Haitians voting on Sunday
PORT AU PRINCE, Haiti -- The electoral observation mission of the Organization of American States (OAS/EOM) to Sunday's elections in Haiti highlighted improvements over recent elections in the process on Election Day, as part of the preliminary report presented by the mission on Monday.
Meanwhile, after observing over 300 polling stations during Haiti’s presidential and legislative elections on Sunday, the Caribbean Community (CARICOM) election observer mission (CEOM) has declared general satisfaction with the conduct of the poll in the French-speaking CARICOM member state.
Despite the difficulties posed by the damage from Hurricane Matthew, the OAS mission, headed by former Uruguayan senator Juan Raúl Ferreira, commended the efforts of all national stakeholders that led to an improved electoral process, noting greater national involvement and ownership of the process.
The OAS/EOM fielded a team of 130 experts and observers of 24 nationalities.
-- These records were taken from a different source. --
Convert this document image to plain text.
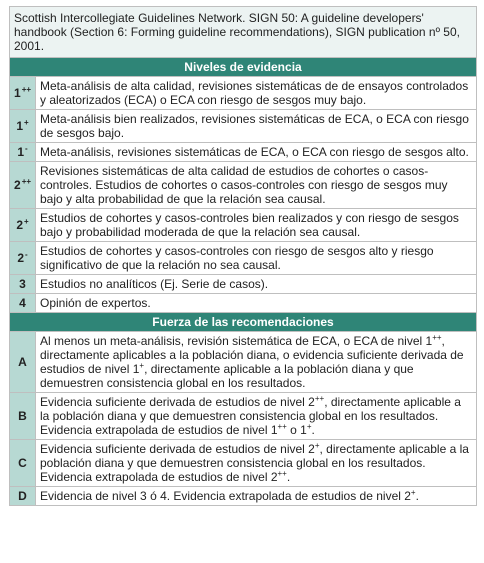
Scottish Intercollegiate Guidelines Network. SIGN 50: A guideline developers' handbook (Section 6: Forming guideline recommendations), SIGN publication nº 50, 2001.	
Niveles de evidencia	
1++	Meta-análisis de alta calidad, revisiones sistemáticas de de ensayos controlados y aleatorizados (ECA) o ECA con riesgo de sesgos muy bajo.
1+	Meta-análisis bien realizados, revisiones sistemáticas de ECA, o ECA con riesgo de sesgos bajo.
1-	Meta-análisis, revisiones sistemáticas de ECA, o ECA con riesgo de sesgos alto.
2++	Revisiones sistemáticas de alta calidad de estudios de cohortes o casos-controles. Estudios de cohortes o casos-controles con riesgo de sesgos muy bajo y alta probabilidad de que la relación sea causal.
2+	Estudios de cohortes y casos-controles bien realizados y con riesgo de sesgos bajo y probabilidad moderada de que la relación sea causal.
2-	Estudios de cohortes y casos-controles con riesgo de sesgos alto y riesgo significativo de que la relación no sea causal.
3	Estudios no analíticos (Ej. Serie de casos).
4	Opinión de expertos.
Fuerza de las recomendaciones	
A	Al menos un meta-análisis, revisión sistemática de ECA, o ECA de nivel 1++, directamente aplicables a la población diana, o evidencia suficiente derivada de estudios de nivel 1+, directamente aplicable a la población diana y que demuestren consistencia global en los resultados.
B	Evidencia suficiente derivada de estudios de nivel 2++, directamente aplicable a la población diana y que demuestren consistencia global en los resultados. Evidencia extrapolada de estudios de nivel 1++ o 1+.
C	Evidencia suficiente derivada de estudios de nivel 2+, directamente aplicable a la población diana y que demuestren consistencia global en los resultados. Evidencia extrapolada de estudios de nivel 2++.
D	Evidencia de nivel 3 ó 4. Evidencia extrapolada de estudios de nivel 2+.
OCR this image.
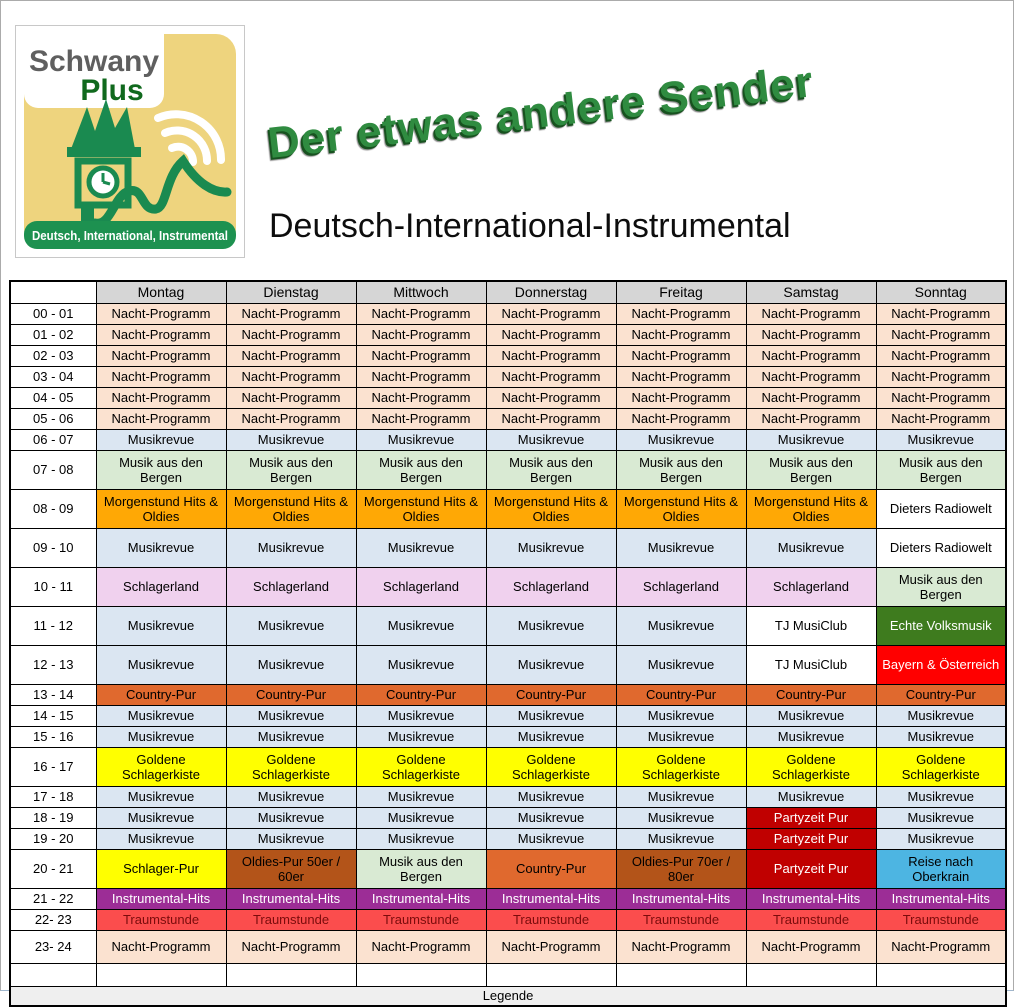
Schwany
Plus
Deutsch, International, Instrumental
Der etwas andere Sender
Deutsch-International-Instrumental
	Montag	Dienstag	Mittwoch	Donnerstag	Freitag	Samstag	Sonntag
00 - 01	Nacht-Programm	Nacht-Programm	Nacht-Programm	Nacht-Programm	Nacht-Programm	Nacht-Programm	Nacht-Programm
01 - 02	Nacht-Programm	Nacht-Programm	Nacht-Programm	Nacht-Programm	Nacht-Programm	Nacht-Programm	Nacht-Programm
02 - 03	Nacht-Programm	Nacht-Programm	Nacht-Programm	Nacht-Programm	Nacht-Programm	Nacht-Programm	Nacht-Programm
03 - 04	Nacht-Programm	Nacht-Programm	Nacht-Programm	Nacht-Programm	Nacht-Programm	Nacht-Programm	Nacht-Programm
04 - 05	Nacht-Programm	Nacht-Programm	Nacht-Programm	Nacht-Programm	Nacht-Programm	Nacht-Programm	Nacht-Programm
05 - 06	Nacht-Programm	Nacht-Programm	Nacht-Programm	Nacht-Programm	Nacht-Programm	Nacht-Programm	Nacht-Programm
06 - 07	Musikrevue	Musikrevue	Musikrevue	Musikrevue	Musikrevue	Musikrevue	Musikrevue
07 - 08	Musik aus den Bergen	Musik aus den Bergen	Musik aus den Bergen	Musik aus den Bergen	Musik aus den Bergen	Musik aus den Bergen	Musik aus den Bergen
08 - 09	Morgenstund Hits & Oldies	Morgenstund Hits & Oldies	Morgenstund Hits & Oldies	Morgenstund Hits & Oldies	Morgenstund Hits & Oldies	Morgenstund Hits & Oldies	Dieters Radiowelt
09 - 10	Musikrevue	Musikrevue	Musikrevue	Musikrevue	Musikrevue	Musikrevue	Dieters Radiowelt
10 - 11	Schlagerland	Schlagerland	Schlagerland	Schlagerland	Schlagerland	Schlagerland	Musik aus den Bergen
11 - 12	Musikrevue	Musikrevue	Musikrevue	Musikrevue	Musikrevue	TJ MusiClub	Echte Volksmusik
12 - 13	Musikrevue	Musikrevue	Musikrevue	Musikrevue	Musikrevue	TJ MusiClub	Bayern & Österreich
13 - 14	Country-Pur	Country-Pur	Country-Pur	Country-Pur	Country-Pur	Country-Pur	Country-Pur
14 - 15	Musikrevue	Musikrevue	Musikrevue	Musikrevue	Musikrevue	Musikrevue	Musikrevue
15 - 16	Musikrevue	Musikrevue	Musikrevue	Musikrevue	Musikrevue	Musikrevue	Musikrevue
16 - 17	Goldene Schlagerkiste	Goldene Schlagerkiste	Goldene Schlagerkiste	Goldene Schlagerkiste	Goldene Schlagerkiste	Goldene Schlagerkiste	Goldene Schlagerkiste
17 - 18	Musikrevue	Musikrevue	Musikrevue	Musikrevue	Musikrevue	Musikrevue	Musikrevue
18 - 19	Musikrevue	Musikrevue	Musikrevue	Musikrevue	Musikrevue	Partyzeit Pur	Musikrevue
19 - 20	Musikrevue	Musikrevue	Musikrevue	Musikrevue	Musikrevue	Partyzeit Pur	Musikrevue
20 - 21	Schlager-Pur	Oldies-Pur 50er / 60er	Musik aus den Bergen	Country-Pur	Oldies-Pur 70er / 80er	Partyzeit Pur	Reise nach Oberkrain
21 - 22	Instrumental-Hits	Instrumental-Hits	Instrumental-Hits	Instrumental-Hits	Instrumental-Hits	Instrumental-Hits	Instrumental-Hits
22- 23	Traumstunde	Traumstunde	Traumstunde	Traumstunde	Traumstunde	Traumstunde	Traumstunde
23- 24	Nacht-Programm	Nacht-Programm	Nacht-Programm	Nacht-Programm	Nacht-Programm	Nacht-Programm	Nacht-Programm

Legende							
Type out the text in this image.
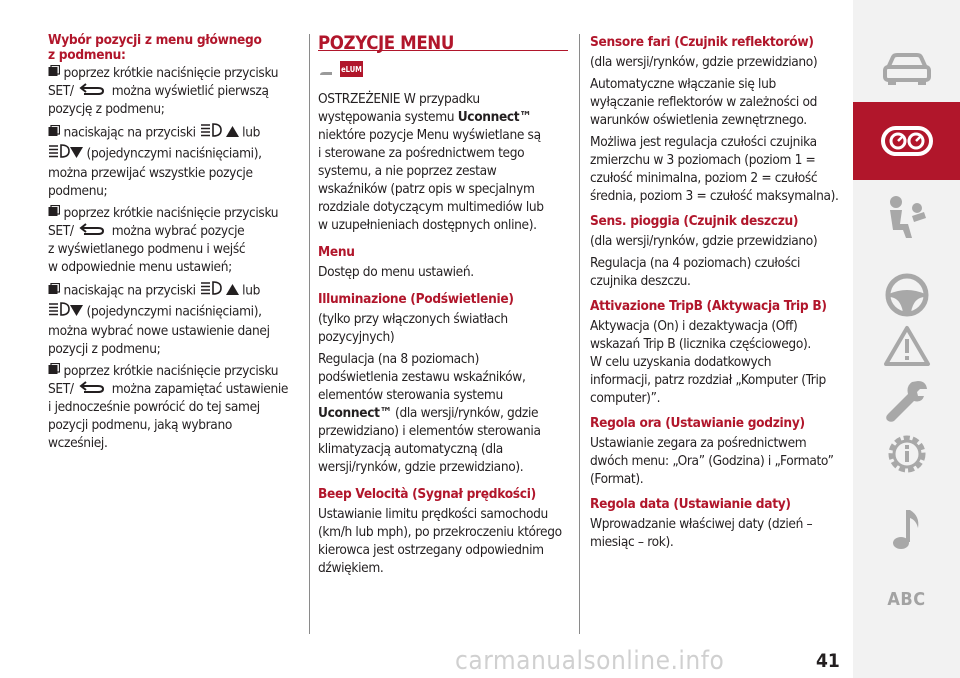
Wybór pozycji z menu głównego z podmenu:

poprzez krótkie naciśnięcie przycisku
SET/	można wyświetlić pierwszą
pozycję z podmenu;

naciskając na przyciski	lub
(pojedynczymi naciśnięciami),
można przewijać wszystkie pozycje
podmenu;

poprzez krótkie naciśnięcie przycisku
SET/	można wybrać pozycje
z wyświetlanego podmenu i wejść
w odpowiednie menu ustawień;

naciskając na przyciski	lub
(pojedynczymi naciśnięciami),
można wybrać nowe ustawienie danej
pozycji z podmenu;

poprzez krótkie naciśnięcie przycisku
SET/	można zapamiętać ustawienie
i jednocześnie powrócić do tej samej
pozycji podmenu, jaką wybrano
wcześniej.

POZYCJE MENU
eLUM

OSTRZEŻENIE W przypadku
występowania systemu Uconnect™
niektóre pozycje Menu wyświetlane są
i sterowane za pośrednictwem tego
systemu, a nie poprzez zestaw
wskaźników (patrz opis w specjalnym
rozdziale dotyczącym multimediów lub
w uzupełnieniach dostępnych online).

Menu

Dostęp do menu ustawień.

Illuminazione (Podświetlenie)

(tylko przy włączonych światłach
pozycyjnych)

Regulacja (na 8 poziomach)
podświetlenia zestawu wskaźników,
elementów sterowania systemu
Uconnect™ (dla wersji/rynków, gdzie
przewidziano) i elementów sterowania
klimatyzacją automatyczną (dla
wersji/rynków, gdzie przewidziano).

Beep Velocità (Sygnał prędkości)

Ustawianie limitu prędkości samochodu
(km/h lub mph), po przekroczeniu którego
kierowca jest ostrzegany odpowiednim
dźwiękiem.

Sensore fari (Czujnik reflektorów)

(dla wersji/rynków, gdzie przewidziano)

Automatyczne włączanie się lub
wyłączanie reflektorów w zależności od
warunków oświetlenia zewnętrznego.

Możliwa jest regulacja czułości czujnika
zmierzchu w 3 poziomach (poziom 1 =
czułość minimalna, poziom 2 = czułość
średnia, poziom 3 = czułość maksymalna).

Sens. pioggia (Czujnik deszczu)

(dla wersji/rynków, gdzie przewidziano)

Regulacja (na 4 poziomach) czułości
czujnika deszczu.

Attivazione TripB (Aktywacja Trip B)

Aktywacja (On) i dezaktywacja (Off)
wskazań Trip B (licznika częściowego).
W celu uzyskania dodatkowych
informacji, patrz rozdział „Komputer (Trip
computer)”.

Regola ora (Ustawianie godziny)

Ustawianie zegara za pośrednictwem
dwóch menu: „Ora” (Godzina) i „Formato”
(Format).

Regola data (Ustawianie daty)

Wprowadzanie właściwej daty (dzień –
miesiąc – rok).

ABC
carmanualsonline.info	41
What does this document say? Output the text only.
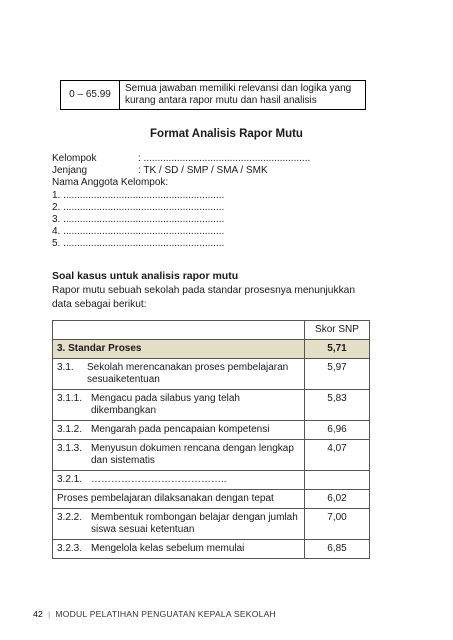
0 – 65.99	Semua jawaban memiliki relevansi dan logika yang kurang antara rapor mutu dan hasil analisis
Format Analisis Rapor Mutu
Kelompok	: ............................................................
Jenjang	: TK / SD / SMP / SMA / SMK
Nama Anggota Kelompok:
1. ..........................................................
2. ..........................................................
3. ..........................................................
4. ..........................................................
5. ..........................................................
Soal kasus untuk analisis rapor mutu
Rapor mutu sebuah sekolah pada standar prosesnya menunjukkan data sebagai berikut:
	Skor SNP
3. Standar Proses	5,71

3.1. Sekolah merencanakan proses pembelajaran sesuaiketentuan	5,97

3.1.1. Mengacu pada silabus yang telah dikembangkan	5,83

3.1.2. Mengarah pada pencapaian kompetensi	6,96

3.1.3. Menyusun dokumen rencana dengan lengkap dan sistematis	4,07

3.2.1. …………………………………..	

Proses pembelajaran dilaksanakan dengan tepat	6,02

3.2.2. Membentuk rombongan belajar dengan jumlah siswa sesuai ketentuan	7,00

3.2.3. Mengelola kelas sebelum memulai	6,85
42 | MODUL PELATIHAN PENGUATAN KEPALA SEKOLAH
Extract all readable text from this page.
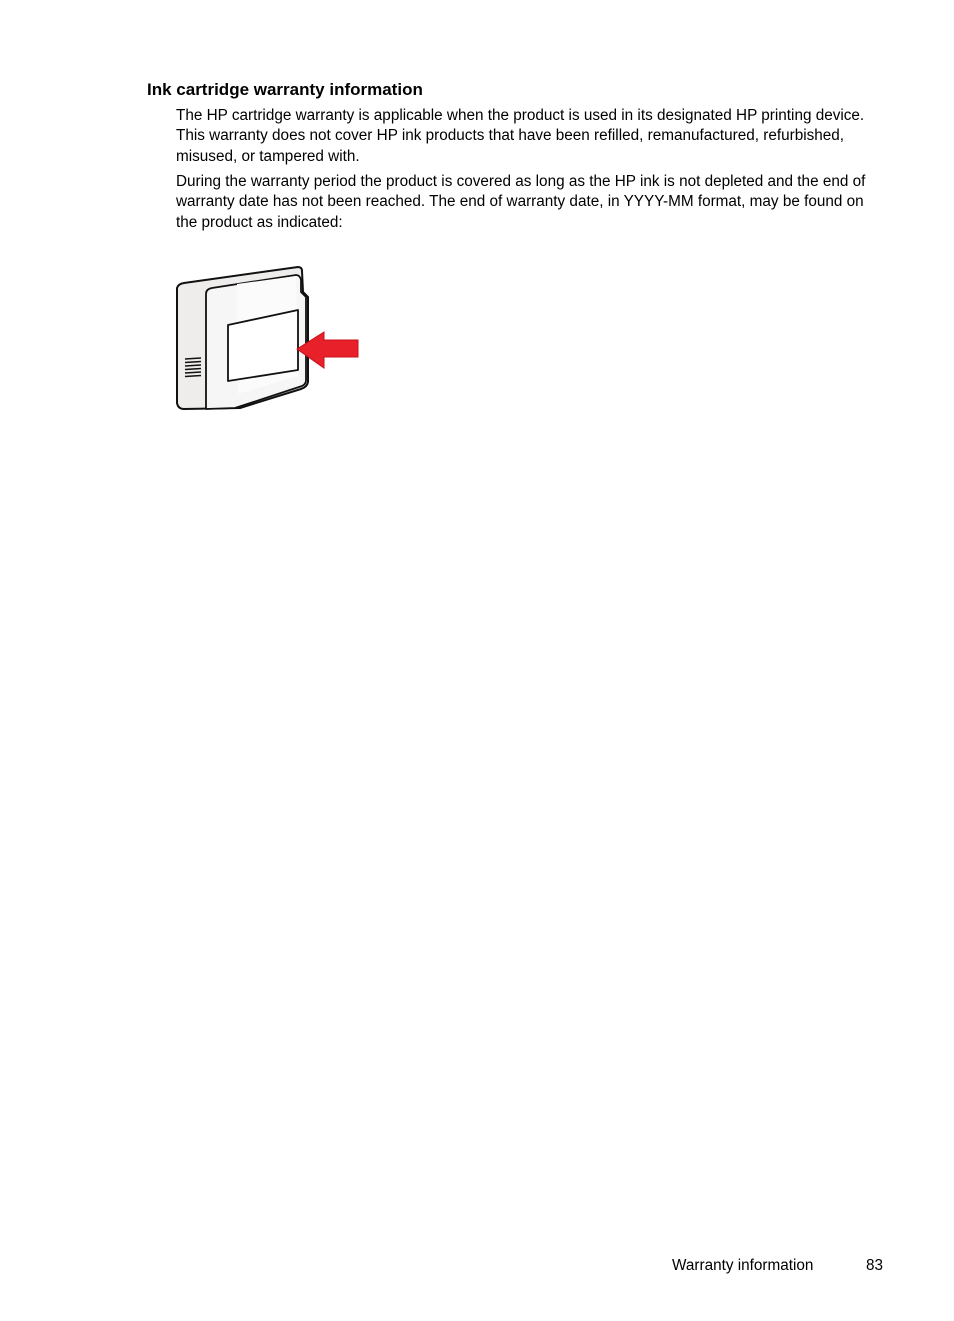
Ink cartridge warranty information

The HP cartridge warranty is applicable when the product is used in its designated HP printing device. This warranty does not cover HP ink products that have been refilled, remanufactured, refurbished, misused, or tampered with.

During the warranty period the product is covered as long as the HP ink is not depleted and the end of warranty date has not been reached. The end of warranty date, in YYYY-MM format, may be found on the product as indicated:

Warranty information	83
On Election Day, they observed the electoral process in all ten departments of the country from the opening of the polls through the counting of the ballots, visiting 474 voting centers. The mission is observing the tabulation process and will have continuous presence at the tabulation centre (CTV) until the publication of the preliminary results. In addition, it will observe the contestation phase.
Although voting in Haiti is not mandatory and the law does not provide for a participation threshold, the OAS mission expressed its concern for what appears to have been a low turnout in Sunday´s election and encourages Haitian authorities and political stakeholders to take measures to incentivize political participation.
In its first post-elections statement, the CARICOM mission reported that the officers of Haiti’s Provisional Electoral Council (CEP) “not only displayed an improved competence, but a uniform execution of their duties.”
The 300 polling stations it visited were situated in three districts in and neighbouring the capital city Port-au-Prince, including areas affected by Hurricane Matthew.
Noting the bold step by the CEP to convene the elections so close after Hurricane Matthew had wreaked havoc on the country, the CEOM said in its initial assessments, it was assured the Haitian election management body was well prepared.
“Staff were trained, committed and dedicated to effectively conduct the elections for president and senators.
“The CEOM, with its tested and proven technical officers from six CARICOM Member States, collectively visited and keenly monitored well over 300 polling stations.
“The overall considered opinion is that compared with the 25 October 2015 poll, on this occasion the CEP officers at the Polling Stations not only displayed an improved competence, but a uniform execution of their duties. The team attributed this noticeable amelioration to the training of poll staff conducted by the CEP. With few exceptions the poll staff treated CEOM members with the utmost respect, and demonstrated a genuine willingness to accommodate queries,” the statement said.
The CEOM said it will specify and recommend new improvements in its final report, but noted that many of the lapses observed were “not of any great consequence or of the nature to disturb the electoral results.”
“It is worthy of note that many of the suggestions documented by the CEOM following the elections of 25 October 2015, were incorporated into the CEP’s training programme and were used on E-Day, 20 November 2016.
“The CEOM urges all political parties and their candidates to ensure that their post-electoral behaviour coincides with the law of the land, the tenets associated with electoral processes, and internationally accepted standards and best practice,” the statement noted.